Ennui pushed the bolt cutters forward, causing Chris to fall off the building, "AAAHHH!"

"Oopsie," Ennui smirked as he watched Chris fall.

Chris landed on the pavement face-down, "Ennui."

Ennui laughed maniacally, "Now that's a maniacal laugh for you!"


Sam walked over to Devin and Carrie after they restored the power, "Hey Devin, Carrie, how'd you guys get here so fast?"

"We traveled by map. We thought it'd be quicker," Carrie informed him.

Sam nodded.

"Hey, I'm sorry I bailed," Devin apologized, "I just, I realized you don't want the most important person in your life to slip away."

Carrie smiled as Devin put his arm around her shoulder.

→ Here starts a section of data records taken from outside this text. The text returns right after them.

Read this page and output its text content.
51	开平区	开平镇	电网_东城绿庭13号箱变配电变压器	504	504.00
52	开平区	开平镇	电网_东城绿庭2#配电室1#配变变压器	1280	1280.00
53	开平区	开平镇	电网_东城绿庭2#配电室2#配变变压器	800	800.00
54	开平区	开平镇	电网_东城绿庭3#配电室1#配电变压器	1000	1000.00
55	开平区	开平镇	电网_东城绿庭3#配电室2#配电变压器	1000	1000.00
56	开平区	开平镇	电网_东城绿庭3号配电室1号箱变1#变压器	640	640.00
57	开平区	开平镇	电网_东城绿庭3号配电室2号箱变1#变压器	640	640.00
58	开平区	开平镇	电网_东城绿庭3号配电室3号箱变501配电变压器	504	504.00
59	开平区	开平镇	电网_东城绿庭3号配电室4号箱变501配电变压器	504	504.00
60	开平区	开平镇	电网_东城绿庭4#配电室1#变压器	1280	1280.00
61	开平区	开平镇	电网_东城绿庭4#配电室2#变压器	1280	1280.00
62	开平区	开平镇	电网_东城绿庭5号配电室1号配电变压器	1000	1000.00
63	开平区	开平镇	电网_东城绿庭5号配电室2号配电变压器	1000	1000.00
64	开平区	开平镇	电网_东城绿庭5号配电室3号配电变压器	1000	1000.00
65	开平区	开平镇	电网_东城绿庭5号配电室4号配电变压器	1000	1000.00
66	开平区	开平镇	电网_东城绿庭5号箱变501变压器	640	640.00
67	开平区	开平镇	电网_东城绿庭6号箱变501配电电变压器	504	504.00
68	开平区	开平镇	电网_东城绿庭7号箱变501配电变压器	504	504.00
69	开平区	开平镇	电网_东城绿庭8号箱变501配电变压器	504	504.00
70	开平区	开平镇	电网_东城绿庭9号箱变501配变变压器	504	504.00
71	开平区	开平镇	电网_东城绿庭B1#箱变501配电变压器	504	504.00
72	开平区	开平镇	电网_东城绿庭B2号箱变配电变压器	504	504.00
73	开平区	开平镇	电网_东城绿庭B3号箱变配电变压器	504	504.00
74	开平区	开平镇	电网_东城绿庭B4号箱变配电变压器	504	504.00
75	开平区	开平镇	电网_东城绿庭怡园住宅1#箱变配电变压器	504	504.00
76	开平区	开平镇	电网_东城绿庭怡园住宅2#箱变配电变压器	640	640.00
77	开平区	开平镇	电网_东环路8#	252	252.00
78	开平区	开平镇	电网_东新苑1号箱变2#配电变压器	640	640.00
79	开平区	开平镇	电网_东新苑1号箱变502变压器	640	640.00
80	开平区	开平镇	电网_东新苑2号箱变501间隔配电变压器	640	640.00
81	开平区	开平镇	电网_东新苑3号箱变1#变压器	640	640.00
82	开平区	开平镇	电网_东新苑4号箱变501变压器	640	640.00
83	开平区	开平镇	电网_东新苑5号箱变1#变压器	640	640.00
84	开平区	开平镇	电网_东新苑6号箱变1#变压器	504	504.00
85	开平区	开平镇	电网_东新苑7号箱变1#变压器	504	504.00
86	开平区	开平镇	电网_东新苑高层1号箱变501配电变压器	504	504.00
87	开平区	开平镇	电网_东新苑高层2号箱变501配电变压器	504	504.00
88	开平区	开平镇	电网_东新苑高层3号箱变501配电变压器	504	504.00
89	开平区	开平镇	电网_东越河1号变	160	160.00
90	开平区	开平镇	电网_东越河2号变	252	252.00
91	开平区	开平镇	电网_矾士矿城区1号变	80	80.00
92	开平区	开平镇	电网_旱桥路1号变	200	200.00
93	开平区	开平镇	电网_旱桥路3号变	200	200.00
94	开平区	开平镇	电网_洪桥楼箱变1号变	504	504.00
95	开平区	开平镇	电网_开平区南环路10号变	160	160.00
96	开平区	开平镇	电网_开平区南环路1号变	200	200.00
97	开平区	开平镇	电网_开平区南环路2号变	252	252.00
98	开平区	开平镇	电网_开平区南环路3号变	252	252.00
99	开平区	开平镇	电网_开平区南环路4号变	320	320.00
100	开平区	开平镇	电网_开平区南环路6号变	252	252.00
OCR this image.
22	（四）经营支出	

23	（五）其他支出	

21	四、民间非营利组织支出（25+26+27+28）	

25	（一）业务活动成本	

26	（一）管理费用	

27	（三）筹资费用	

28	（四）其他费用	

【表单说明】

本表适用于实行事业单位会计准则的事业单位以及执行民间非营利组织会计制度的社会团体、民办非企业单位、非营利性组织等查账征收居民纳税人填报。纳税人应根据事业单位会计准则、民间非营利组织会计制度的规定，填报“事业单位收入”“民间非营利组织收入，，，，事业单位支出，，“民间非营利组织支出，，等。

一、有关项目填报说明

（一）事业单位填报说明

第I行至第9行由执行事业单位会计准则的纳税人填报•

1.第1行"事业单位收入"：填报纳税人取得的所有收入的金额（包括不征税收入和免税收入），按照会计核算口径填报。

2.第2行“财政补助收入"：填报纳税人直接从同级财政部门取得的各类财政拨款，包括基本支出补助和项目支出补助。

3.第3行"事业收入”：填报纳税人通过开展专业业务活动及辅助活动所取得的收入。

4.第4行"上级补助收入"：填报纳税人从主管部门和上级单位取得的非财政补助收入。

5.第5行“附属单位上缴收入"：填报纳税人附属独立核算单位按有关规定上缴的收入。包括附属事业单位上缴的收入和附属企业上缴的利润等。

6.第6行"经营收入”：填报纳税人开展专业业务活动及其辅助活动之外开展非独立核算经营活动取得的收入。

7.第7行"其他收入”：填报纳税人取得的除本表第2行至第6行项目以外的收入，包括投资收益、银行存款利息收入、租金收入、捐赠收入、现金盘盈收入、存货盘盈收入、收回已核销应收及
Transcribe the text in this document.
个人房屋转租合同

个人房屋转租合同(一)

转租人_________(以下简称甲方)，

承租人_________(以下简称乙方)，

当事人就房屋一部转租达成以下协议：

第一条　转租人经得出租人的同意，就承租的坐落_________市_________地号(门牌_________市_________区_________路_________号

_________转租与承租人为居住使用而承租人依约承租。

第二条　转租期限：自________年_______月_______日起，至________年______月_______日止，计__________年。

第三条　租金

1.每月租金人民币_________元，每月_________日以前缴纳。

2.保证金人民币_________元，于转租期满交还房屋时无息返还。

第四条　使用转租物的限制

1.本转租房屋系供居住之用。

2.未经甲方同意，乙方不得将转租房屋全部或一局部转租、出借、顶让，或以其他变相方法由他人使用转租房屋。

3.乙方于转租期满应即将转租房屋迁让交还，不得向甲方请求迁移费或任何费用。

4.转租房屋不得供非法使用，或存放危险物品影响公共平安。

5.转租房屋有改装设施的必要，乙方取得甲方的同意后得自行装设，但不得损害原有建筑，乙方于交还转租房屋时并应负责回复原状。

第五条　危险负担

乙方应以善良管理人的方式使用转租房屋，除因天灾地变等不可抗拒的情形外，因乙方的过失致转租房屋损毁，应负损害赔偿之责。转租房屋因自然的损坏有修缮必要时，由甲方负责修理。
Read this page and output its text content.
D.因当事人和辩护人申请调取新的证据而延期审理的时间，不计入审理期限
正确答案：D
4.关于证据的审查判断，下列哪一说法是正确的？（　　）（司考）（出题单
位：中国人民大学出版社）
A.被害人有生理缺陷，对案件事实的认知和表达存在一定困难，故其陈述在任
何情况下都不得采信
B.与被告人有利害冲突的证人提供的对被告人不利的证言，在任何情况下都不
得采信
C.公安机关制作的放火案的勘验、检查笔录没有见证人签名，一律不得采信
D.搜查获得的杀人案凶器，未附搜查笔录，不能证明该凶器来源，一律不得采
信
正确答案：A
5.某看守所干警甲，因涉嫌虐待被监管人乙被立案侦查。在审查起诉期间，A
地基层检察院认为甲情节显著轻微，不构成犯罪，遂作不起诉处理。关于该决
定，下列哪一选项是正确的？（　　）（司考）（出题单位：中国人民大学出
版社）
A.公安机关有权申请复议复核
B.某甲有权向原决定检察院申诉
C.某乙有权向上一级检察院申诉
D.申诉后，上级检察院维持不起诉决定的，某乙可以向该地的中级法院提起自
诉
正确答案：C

Sam thought about what Devin said and his eyes wandered over to Dakota's dressing room door.

"Hey, Cody?"

Cody walked up to his boss, "Yeah?"

"Could you do me a favor and take over hosting duty?"

Cody's eyes widened, "B-But chief, I don't go onstage!"

"Just do what I do. Pretend that the audience is naked," Sam told him and walked off.

"Yeah, but I- -," Cody stopped in mid-sentence and turned back to the stage nervously.